A teacher says she believes mandating mask wearing in primary schools would have a 'drastic effect' on younger children.
Emer O'Neill, who also co-hosts The Today Show on RTÉ, says this would be akin to putting a muzzle on a child.
It comes as children over the age of nine are to be asked to wear masks in school, shops and on public transport.
In a letter to Health Minister Stephen Donnelly, the National Public Health Emergency Team (NPHET) says children should also avoid community gatherings for the next two weeks.
It says children should avoid birthday parties, sleep-overs and communions.
The letter will be considered by Government in the next few days before it becomes official policy.
But Emer told The Hard Shoulder while she understands the benefits, she would not like to see masks on schoolchildren.
"It got me thinking because I've a seven-year-old... and obviously I think the last two years have played a huge role in his life.
"It's not something he's ever going to forget, and I think we - as parents - just looking into the future, I don't know if we'll see the detriment it's had on them.
"It might take years, it might not.
"I think people are even seeing things now just in terms of social engagement, emotional welfare - just even the idea of touching people and hugging people.
"I just feel the mask wearing for kids in the primary school setting: I honestly think that would have a really drastic impact on them.

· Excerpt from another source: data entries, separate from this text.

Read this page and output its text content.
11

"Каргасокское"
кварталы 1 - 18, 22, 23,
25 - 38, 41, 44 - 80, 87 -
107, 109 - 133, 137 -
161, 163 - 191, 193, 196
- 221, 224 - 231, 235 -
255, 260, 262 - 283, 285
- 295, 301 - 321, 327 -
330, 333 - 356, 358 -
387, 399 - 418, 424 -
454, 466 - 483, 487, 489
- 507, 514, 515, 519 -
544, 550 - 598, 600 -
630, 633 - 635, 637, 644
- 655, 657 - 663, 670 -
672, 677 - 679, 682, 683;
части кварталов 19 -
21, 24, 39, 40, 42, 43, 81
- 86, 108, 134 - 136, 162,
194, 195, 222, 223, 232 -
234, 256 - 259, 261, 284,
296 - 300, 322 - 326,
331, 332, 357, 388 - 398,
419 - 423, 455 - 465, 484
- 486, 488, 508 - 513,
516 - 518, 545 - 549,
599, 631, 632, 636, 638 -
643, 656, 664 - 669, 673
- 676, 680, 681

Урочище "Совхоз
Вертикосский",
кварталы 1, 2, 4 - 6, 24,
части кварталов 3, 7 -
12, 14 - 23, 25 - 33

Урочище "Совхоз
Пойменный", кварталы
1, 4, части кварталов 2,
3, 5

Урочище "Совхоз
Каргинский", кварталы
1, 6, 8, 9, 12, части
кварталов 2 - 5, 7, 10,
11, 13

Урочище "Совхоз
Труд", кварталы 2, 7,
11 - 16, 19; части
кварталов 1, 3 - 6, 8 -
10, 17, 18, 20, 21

"At least they themselves can look at each other and see each other's faces and smiles and facial expressions."
'Really mixed feelings'
She says this will add to what they already have to deal with.
"It's going to be hard to try and erase this period of time from their mind anyway, but to drag in the idea of mask-wearing every single day in school as well I just think it will have a drastic effect on them.
"I can see, obviously, the benefits COVID-wise and trying to keep this at bay.
"I have really mixed feelings about this to be honest".
She believes shy students would be the most disadvantaged by this change.
"In a way, you're nearly putting a muzzle on a child.
"So if you have a child who doesn't maybe regularly speak out in class - that almost feels like they have a hand over their mouth - cause they're nervous maybe to give their answer... you're actually putting a physical limitation on them now as well."
She says this "could really play havoc with kids that struggle in the first place".
And Emer says she uses body language as part of her work.
"I would use body language and facial expressions to see if a kid is struggling with something or is unhappy.
"And it might be harder for teachers to be able to see those kind of things when they're masked up."